In 1883, championed by Mittag-Leffler, Kovalevskaya was appointed as a Privatdozent at the University of Stockholm. She also became an editor of Acta Mathematica, making her the first woman to join the board of a scientific journal. On behalf of Acta she liaised with mathematicians from Paris, Berlin, and Russia, providing an important link between Russian mathematicians and their western European counterparts. She continued to work on the rotation problem and in 1885 made the breakthrough that, three years later, would win her the prestigious Prix Bordin of the French Academy of Sciences. Prior to her work the problem had been completely solved for only two cases, both symmetrical. In the first, solved by EULER [VI.19], the center of gravity of the moving body coincides with the fixed point; and in the second, solved by LAGRANGE [VI.22], the center of gravity and the fixed point lie on the same axis. Kovalevskaya discovered that there was a third case, one that was asymmetrical and more complicated than the other two, which could also be solved completely. (It was later shown that there are no others.) The novelty of her results lay in her application of the recently developed theory of theta functions—the simplest elements from which ELLIPTIC FUNCTIONS [V.31] can be constructed—to solve Abelian integrals.

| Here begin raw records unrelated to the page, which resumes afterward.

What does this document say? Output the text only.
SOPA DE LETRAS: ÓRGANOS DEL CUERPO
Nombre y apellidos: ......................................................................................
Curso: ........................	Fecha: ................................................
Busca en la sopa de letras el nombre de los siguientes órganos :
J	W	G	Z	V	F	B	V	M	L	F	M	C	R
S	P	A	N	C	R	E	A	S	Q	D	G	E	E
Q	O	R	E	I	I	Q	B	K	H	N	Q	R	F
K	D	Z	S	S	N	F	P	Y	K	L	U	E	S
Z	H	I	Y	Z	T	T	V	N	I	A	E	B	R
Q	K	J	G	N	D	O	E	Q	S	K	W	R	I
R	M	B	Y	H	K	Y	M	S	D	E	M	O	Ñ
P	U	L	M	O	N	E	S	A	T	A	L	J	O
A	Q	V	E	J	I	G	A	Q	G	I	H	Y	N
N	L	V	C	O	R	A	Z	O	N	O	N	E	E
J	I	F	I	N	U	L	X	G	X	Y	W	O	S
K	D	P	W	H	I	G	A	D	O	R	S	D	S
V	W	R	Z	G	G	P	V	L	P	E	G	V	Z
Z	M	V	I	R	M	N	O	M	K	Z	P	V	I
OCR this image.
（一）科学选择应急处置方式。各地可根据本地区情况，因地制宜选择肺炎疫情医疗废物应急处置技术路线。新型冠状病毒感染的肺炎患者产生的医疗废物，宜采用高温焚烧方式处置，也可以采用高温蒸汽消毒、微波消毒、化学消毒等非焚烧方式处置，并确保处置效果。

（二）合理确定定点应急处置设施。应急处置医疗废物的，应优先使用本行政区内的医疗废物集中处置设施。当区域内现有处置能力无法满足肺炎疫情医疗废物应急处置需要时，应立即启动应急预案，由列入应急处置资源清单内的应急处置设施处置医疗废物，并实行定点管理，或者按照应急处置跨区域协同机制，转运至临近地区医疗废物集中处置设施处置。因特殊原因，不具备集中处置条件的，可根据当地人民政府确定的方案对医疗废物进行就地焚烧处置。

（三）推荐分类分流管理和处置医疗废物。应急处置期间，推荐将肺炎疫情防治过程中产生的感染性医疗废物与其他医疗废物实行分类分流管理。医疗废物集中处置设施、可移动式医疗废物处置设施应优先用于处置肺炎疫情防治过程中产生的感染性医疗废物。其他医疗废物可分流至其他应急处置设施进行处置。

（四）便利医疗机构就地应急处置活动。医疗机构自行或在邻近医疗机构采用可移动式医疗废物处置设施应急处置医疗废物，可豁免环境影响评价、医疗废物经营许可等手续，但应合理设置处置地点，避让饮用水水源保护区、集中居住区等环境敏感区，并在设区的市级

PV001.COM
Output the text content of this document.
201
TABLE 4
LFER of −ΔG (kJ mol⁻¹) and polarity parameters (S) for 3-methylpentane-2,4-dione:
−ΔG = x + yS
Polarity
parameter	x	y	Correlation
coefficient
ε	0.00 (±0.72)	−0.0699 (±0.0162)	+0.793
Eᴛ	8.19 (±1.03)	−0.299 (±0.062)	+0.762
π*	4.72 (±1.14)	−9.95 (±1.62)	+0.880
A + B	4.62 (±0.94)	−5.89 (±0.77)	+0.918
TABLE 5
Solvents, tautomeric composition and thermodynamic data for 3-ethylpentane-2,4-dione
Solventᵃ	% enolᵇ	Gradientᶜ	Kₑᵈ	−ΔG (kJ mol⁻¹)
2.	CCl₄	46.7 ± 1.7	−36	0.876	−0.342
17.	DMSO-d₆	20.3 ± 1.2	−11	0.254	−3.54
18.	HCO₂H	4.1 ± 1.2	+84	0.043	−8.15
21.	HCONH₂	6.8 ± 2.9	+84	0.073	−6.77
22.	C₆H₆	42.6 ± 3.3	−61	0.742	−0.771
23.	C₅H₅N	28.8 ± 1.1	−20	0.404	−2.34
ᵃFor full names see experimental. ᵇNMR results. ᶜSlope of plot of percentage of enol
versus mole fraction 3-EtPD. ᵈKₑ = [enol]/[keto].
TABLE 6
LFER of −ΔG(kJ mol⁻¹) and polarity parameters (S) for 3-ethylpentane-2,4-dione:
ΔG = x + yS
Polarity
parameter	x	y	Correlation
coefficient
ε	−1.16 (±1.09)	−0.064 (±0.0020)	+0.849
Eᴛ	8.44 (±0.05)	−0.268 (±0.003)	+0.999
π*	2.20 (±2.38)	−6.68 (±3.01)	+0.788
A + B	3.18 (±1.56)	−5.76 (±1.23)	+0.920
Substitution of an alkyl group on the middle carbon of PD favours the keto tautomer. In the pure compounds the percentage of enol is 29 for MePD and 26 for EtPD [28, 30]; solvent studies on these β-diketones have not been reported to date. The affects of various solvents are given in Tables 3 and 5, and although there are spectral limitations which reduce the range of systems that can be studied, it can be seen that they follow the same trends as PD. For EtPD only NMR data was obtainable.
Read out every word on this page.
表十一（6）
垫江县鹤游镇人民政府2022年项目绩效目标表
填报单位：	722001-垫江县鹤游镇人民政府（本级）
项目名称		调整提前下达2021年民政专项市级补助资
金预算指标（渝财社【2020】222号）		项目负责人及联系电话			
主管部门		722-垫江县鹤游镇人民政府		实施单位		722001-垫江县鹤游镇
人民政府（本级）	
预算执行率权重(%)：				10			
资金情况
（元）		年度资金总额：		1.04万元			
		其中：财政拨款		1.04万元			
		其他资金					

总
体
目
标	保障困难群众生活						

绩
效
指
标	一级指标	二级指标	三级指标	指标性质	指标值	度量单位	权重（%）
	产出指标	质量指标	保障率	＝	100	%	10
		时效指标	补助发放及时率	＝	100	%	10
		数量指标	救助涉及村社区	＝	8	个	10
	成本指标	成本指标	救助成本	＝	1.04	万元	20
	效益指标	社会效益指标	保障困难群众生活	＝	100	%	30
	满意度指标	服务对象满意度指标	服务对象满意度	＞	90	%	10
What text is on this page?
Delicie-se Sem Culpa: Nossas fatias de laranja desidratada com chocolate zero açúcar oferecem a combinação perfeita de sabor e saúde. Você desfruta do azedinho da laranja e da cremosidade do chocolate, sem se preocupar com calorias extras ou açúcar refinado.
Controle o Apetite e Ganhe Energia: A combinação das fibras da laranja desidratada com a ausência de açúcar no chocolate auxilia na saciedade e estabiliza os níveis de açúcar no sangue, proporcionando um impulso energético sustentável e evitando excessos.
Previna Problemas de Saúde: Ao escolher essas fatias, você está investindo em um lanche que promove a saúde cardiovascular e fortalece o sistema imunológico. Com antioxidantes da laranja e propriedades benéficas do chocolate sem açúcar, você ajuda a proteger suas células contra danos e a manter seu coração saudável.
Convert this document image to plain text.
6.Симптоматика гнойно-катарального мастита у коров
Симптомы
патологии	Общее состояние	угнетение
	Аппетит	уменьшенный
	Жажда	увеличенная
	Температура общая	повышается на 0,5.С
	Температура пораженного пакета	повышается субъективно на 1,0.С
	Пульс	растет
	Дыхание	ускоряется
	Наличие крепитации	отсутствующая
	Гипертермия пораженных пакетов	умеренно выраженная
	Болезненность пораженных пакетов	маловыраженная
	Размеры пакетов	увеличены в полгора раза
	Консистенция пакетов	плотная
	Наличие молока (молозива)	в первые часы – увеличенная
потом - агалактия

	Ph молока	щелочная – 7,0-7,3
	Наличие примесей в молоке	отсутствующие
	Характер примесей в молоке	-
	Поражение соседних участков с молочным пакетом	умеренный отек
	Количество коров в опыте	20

Kovalevskaya became a full professor of mathematics at the University of Stockholm in 1889, the first woman anywhere to achieve such a position. Shortly afterward, she was nominated by Chebyshev for corresponding membership of the Russian Academy of Sciences, her subsequent election breaking the gender barrier once again.
Further Reading
Cooke, R. 1984. The Mathematics of Sonya Kovalevskaya. New York: Springer.
Koblitz, A. H. 1983. A Convergence of Lives. Sofia Kovalevskaia: Scientist, Writer, Revolutionary. Boston, MA: Birkhäuser.